Split heavens with the sound of his name! Let it carry to Crassus and Pompey as distant thunder promising storm and blood!

Time conspires against will of the heart. We shall break words again when battle is won.

Once again the gods spread cheeks and ram cock in fucking ass!

I just had to include that last one... for an evil prick, Batiatus was awesome.

Much has been taken from us. Soon we will face the legions of Rome and we will return bitter favour.
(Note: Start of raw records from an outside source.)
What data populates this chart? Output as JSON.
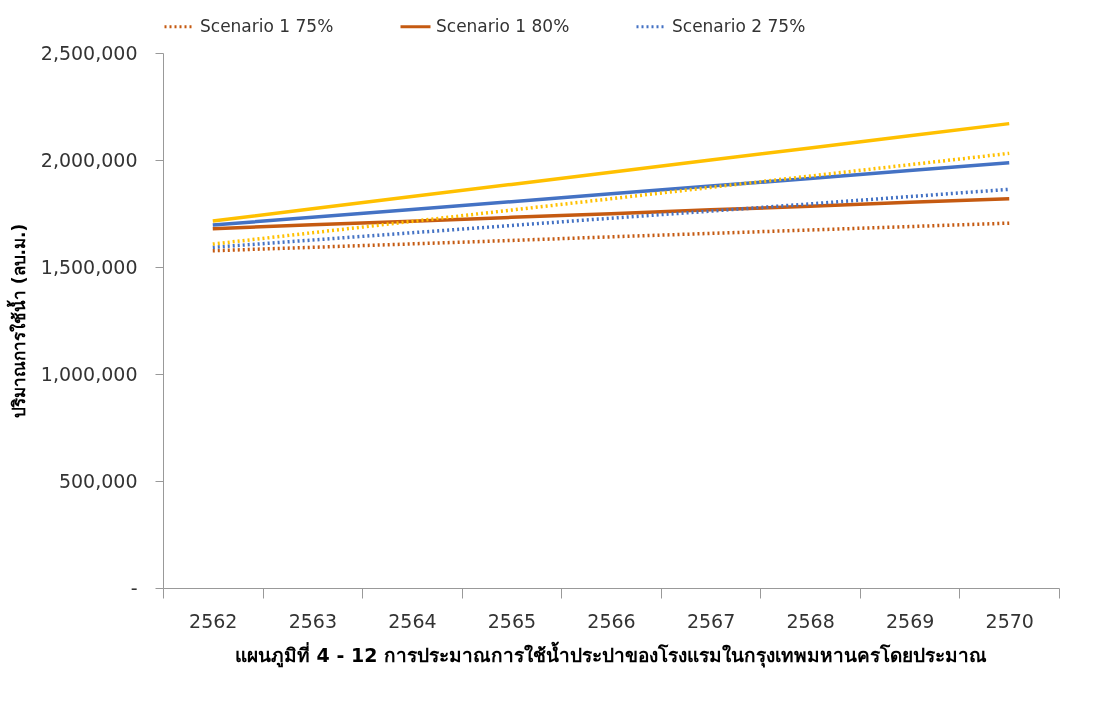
{
  "chart_data": {
    "type": "line",
    "title": "แผนภูมิที่ 4 - 12 การประมาณการใช้น้ำประปาของโรงแรมในกรุงเทพมหานครโดยประมาณ",
    "ylabel": "ปริมาณการใช้น้ำ (ลบ.ม.)",
    "categories": [
      "2562",
      "2563",
      "2564",
      "2565",
      "2566",
      "2567",
      "2568",
      "2569",
      "2570"
    ],
    "ylim": [
      0,
      2500000
    ],
    "yticks": [
      {
        "value": 0,
        "label": "-"
      },
      {
        "value": 500000,
        "label": "500,000"
      },
      {
        "value": 1000000,
        "label": "1,000,000"
      },
      {
        "value": 1500000,
        "label": "1,500,000"
      },
      {
        "value": 2000000,
        "label": "2,000,000"
      },
      {
        "value": 2500000,
        "label": "2,500,000"
      }
    ],
    "grid": false,
    "legend": "top",
    "marker": "none",
    "series": [
      {
        "name": "Scenario 1 75%",
        "color": "#c55a11",
        "line_style": "dotted",
        "values": [
          1576000,
          1592000,
          1608000,
          1624000,
          1641000,
          1657000,
          1673000,
          1689000,
          1705000
        ]
      },
      {
        "name": "Scenario 1 80%",
        "color": "#c55a11",
        "line_style": "solid",
        "values": [
          1679000,
          1697000,
          1714000,
          1732000,
          1749000,
          1767000,
          1784000,
          1802000,
          1819000
        ]
      },
      {
        "name": "Scenario 2 75%",
        "color": "#4472c4",
        "line_style": "dotted",
        "values": [
          1592000,
          1626000,
          1660000,
          1694000,
          1728000,
          1761000,
          1795000,
          1829000,
          1863000
        ]
      },
      {
        "color": "#4472c4",
        "line_style": "solid",
        "values": [
          1696000,
          1732000,
          1769000,
          1805000,
          1842000,
          1878000,
          1914000,
          1951000,
          1987000
        ]
      },
      {
        "color": "#ffc000",
        "line_style": "dotted",
        "values": [
          1607000,
          1660000,
          1713000,
          1766000,
          1819000,
          1872000,
          1925000,
          1978000,
          2031000
        ]
      },
      {
        "color": "#ffc000",
        "line_style": "solid",
        "values": [
          1715000,
          1772000,
          1829000,
          1886000,
          1943000,
          2000000,
          2056000,
          2113000,
          2170000
        ]
      }
    ]
  }
}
It isn't easy to fictionalize real historical characters and events, but that's what creator Steven DeKnight and his incredibly talented crew did here with a cast that included such figures as Spartacus, Crixus the Undefeated Gaul, Gannicus, Crassus, Pompey, and even Gaius Julius Caesar himself. It can be difficult to make events like the Third Servile War whose outcomes are already known thrilling and suspenseful, and even more difficult to get people emotionally invested in characters whose fates are known from the start (although judging from the number of people on Twitter shocked and outraged that Spartacus and friends pretty much all died in the series finale makes me seriously worried about society...). Despite knowing that Spartacus' fate was sealed from the moment he became a slave in the first episode, we rooted for him and the rest of the slaves; we felt their every battle and their every love, and we experienced their hard-won freedom with them, regardless of how it ended. As I always say about TV shows when they end and, I suspect, even life in general, it isn't the end that matters but the ride.

Any show that could make us feel that much along the ride when we already knew how the ride was going to end deserves a place in television history. Or, as Spartacus' trusted lieutenant said,

One day Rome shall fade and crumble. Yet you shall always be remembered in the hearts of all that yearn for freedom.